Published online by Cambridge University Press: 21 October 2020
The eleventh century is a period of profound political, social, and cultural upheaval in Italy, owing largely to the so-called “invasion” of the Normans who, initially offering their services to the highest bidder, ended up carving out their own polities in Apulia, Campania, and Sicily. This chapter will concentrate on military affairs in southern Italy between 1017, the year of the famous meeting with the Lombard rebel Melus, and 1077, which ended with the siege of Naples by the joint forces of Robert Guiscard and Richard of Capua.
The chief aim of the chapter is to examine the Greek and Latin narrative sources for this period, strictly from a military perspective, and to reach some conclusions regarding their value as sources for the Norman expansion in the South and the history of warfare in the Mediterranean in the eleventh century.
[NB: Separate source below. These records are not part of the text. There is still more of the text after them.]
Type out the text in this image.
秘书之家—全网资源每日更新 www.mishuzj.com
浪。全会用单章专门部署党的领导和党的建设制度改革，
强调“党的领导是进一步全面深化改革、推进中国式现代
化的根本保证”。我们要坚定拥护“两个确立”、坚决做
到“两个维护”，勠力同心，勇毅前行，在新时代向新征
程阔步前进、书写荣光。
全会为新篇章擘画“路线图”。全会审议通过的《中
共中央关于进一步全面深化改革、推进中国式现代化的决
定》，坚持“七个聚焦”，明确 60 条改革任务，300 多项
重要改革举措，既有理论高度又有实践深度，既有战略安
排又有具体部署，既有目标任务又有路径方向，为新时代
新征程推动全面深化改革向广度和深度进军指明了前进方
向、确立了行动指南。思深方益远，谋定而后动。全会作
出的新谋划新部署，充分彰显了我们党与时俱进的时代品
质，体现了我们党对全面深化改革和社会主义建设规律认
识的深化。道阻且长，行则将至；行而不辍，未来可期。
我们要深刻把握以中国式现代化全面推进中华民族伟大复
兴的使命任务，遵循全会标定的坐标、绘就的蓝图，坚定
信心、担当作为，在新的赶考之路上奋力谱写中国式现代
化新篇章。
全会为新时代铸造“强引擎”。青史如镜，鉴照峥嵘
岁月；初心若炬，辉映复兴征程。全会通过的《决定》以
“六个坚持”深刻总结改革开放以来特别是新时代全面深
The major questions that are raised are: to what extent are the figures they provide for army sizes reliable, both in absolute numbers and in the ratios given between cavalry and infantry? What is our chroniclers’ knowledge of the local geography where the military operations took place, and to what extent – if at all – were they familiar with the terrain of the battles or sieges, or with the campaign routes of the armies they describe? How accurate and detailed are their descriptions of castles and fortifications, and how far do their narratives permit the accurate reconstruction of chains of events, especially in regard to the battlefield manoeuvres of armies in action? Do we have enough information to reconstruct the Norman strategy of expansion in the different but interconnected operational theatres of Italy and Sicily?
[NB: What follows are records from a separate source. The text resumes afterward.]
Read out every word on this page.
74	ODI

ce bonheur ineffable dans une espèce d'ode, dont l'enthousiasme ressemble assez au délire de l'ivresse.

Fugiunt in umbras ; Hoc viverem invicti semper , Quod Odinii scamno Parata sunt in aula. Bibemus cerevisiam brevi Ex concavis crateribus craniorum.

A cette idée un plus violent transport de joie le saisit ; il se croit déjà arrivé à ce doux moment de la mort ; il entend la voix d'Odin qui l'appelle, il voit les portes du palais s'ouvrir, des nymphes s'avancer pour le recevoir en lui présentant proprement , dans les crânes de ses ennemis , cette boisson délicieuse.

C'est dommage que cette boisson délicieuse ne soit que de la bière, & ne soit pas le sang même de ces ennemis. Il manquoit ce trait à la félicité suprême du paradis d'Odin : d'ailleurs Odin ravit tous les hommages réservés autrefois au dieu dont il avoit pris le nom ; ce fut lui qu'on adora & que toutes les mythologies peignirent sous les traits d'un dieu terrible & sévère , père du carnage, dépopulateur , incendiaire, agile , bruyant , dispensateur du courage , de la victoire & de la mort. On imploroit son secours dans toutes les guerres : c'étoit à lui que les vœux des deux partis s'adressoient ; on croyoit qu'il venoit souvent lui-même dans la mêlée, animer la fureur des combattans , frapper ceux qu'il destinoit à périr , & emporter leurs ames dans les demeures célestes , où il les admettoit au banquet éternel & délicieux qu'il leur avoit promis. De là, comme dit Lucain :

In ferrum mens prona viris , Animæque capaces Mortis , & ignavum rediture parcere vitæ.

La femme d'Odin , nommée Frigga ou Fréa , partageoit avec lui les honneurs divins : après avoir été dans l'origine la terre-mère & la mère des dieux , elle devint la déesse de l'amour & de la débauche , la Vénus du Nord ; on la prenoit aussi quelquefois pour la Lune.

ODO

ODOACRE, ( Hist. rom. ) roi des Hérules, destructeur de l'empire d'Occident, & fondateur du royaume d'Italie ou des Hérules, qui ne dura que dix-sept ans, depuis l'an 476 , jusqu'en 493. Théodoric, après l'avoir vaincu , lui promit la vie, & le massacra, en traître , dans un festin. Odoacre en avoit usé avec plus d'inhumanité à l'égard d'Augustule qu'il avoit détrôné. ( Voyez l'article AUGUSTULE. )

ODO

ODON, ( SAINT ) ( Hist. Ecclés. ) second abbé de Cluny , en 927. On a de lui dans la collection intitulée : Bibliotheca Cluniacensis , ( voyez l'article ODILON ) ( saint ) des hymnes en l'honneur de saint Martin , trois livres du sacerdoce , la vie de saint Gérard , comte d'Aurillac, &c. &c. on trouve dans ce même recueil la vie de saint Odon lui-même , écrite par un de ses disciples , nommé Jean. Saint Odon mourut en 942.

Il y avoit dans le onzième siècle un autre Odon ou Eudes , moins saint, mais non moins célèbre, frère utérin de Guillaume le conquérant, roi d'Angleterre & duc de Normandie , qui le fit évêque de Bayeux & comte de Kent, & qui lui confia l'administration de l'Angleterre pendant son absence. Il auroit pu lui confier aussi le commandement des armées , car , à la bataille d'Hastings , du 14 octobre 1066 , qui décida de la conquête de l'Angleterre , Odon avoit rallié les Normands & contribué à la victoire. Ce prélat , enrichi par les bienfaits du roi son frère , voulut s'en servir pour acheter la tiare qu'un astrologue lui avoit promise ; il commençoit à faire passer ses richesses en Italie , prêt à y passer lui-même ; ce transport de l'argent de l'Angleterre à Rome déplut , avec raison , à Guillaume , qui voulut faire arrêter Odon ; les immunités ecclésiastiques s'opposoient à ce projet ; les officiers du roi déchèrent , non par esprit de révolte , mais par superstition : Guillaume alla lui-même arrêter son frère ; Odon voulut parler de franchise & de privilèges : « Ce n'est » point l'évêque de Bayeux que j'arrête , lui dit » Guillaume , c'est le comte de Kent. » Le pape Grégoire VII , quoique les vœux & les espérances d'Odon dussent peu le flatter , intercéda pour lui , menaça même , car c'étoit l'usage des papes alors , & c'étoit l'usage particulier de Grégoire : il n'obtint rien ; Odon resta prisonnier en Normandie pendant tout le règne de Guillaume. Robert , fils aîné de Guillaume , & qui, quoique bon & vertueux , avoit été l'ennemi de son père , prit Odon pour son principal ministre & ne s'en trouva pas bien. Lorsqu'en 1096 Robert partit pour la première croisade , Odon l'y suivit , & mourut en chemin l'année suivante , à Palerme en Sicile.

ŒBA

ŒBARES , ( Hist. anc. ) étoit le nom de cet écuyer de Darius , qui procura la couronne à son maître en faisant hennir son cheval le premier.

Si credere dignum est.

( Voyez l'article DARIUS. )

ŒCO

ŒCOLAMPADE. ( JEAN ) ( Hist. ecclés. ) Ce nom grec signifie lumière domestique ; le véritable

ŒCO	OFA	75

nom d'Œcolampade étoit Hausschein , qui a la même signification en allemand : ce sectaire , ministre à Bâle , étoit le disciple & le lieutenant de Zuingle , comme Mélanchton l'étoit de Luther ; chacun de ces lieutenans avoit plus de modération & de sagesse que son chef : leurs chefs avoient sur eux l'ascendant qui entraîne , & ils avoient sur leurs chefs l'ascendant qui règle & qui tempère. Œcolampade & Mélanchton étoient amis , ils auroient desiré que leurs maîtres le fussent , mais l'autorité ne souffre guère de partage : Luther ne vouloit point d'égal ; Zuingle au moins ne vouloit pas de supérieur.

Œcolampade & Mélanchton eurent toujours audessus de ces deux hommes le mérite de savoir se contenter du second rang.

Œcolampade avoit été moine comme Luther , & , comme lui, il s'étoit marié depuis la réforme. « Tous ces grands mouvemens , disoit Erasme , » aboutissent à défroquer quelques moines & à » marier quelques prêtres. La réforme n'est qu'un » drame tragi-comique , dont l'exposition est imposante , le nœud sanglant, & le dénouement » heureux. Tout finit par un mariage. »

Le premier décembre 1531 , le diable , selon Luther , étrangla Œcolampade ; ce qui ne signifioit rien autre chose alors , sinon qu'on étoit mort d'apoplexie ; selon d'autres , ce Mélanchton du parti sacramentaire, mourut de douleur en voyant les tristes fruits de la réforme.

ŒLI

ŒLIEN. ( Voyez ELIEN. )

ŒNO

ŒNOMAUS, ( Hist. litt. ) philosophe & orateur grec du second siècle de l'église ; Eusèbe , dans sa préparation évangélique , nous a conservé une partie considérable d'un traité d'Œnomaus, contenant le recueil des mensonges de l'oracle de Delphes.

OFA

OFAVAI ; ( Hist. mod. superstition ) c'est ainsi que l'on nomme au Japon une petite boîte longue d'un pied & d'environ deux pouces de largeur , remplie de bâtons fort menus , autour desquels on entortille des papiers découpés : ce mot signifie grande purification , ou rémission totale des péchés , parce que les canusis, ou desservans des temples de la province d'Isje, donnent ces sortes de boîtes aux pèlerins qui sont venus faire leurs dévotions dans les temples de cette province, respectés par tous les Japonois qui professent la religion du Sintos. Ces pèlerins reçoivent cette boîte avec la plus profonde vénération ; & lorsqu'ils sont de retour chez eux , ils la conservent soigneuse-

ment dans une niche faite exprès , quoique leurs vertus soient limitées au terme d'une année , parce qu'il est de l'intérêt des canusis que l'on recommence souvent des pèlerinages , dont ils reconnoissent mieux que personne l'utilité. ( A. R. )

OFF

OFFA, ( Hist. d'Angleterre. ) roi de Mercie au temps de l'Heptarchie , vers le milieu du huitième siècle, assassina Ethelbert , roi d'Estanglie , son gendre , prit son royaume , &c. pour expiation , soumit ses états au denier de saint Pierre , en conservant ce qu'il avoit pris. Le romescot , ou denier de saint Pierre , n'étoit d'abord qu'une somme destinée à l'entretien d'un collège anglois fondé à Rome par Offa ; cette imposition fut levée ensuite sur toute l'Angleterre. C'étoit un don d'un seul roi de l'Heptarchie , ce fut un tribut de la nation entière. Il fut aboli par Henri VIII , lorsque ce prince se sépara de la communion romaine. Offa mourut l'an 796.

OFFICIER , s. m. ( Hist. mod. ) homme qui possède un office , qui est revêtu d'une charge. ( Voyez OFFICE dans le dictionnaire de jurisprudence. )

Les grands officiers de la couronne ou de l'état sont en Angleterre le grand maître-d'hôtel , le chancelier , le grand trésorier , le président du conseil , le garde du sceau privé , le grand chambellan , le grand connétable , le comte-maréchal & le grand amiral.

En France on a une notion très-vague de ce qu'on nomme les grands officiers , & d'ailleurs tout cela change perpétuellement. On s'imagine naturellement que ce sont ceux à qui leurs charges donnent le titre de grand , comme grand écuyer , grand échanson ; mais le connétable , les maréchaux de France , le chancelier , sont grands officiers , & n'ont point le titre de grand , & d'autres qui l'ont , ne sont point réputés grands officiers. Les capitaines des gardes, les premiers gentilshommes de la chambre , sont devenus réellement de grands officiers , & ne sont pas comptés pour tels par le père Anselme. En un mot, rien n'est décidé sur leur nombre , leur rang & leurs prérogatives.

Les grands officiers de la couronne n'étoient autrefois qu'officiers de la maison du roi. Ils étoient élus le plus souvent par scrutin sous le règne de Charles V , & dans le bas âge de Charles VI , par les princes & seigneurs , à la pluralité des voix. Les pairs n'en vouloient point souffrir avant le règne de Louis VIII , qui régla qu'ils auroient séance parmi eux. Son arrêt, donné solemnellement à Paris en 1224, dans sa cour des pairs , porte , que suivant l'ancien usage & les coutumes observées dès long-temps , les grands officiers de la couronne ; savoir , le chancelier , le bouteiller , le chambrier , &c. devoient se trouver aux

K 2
An Introduction to the Narrative Sources
The primary sources that are examined for “military” evidence on the Norman expansion in the Mediterranean include mainly those authors who wrote in Latin, like Amatus of Montecassino, William of Apulia, and Geoffrey Malaterra. The first of these three is the author of the earliest of the three substantial narrative accounts of the conquest of southern Italy by the “peoples beyond the Alps” in the eleventh century, from its earliest stages in the 1010s to the death of Richard I of Capua on 5 April 1078. The History of the Normans was probably completed shortly after the death of Richard I, hence around 1078/79.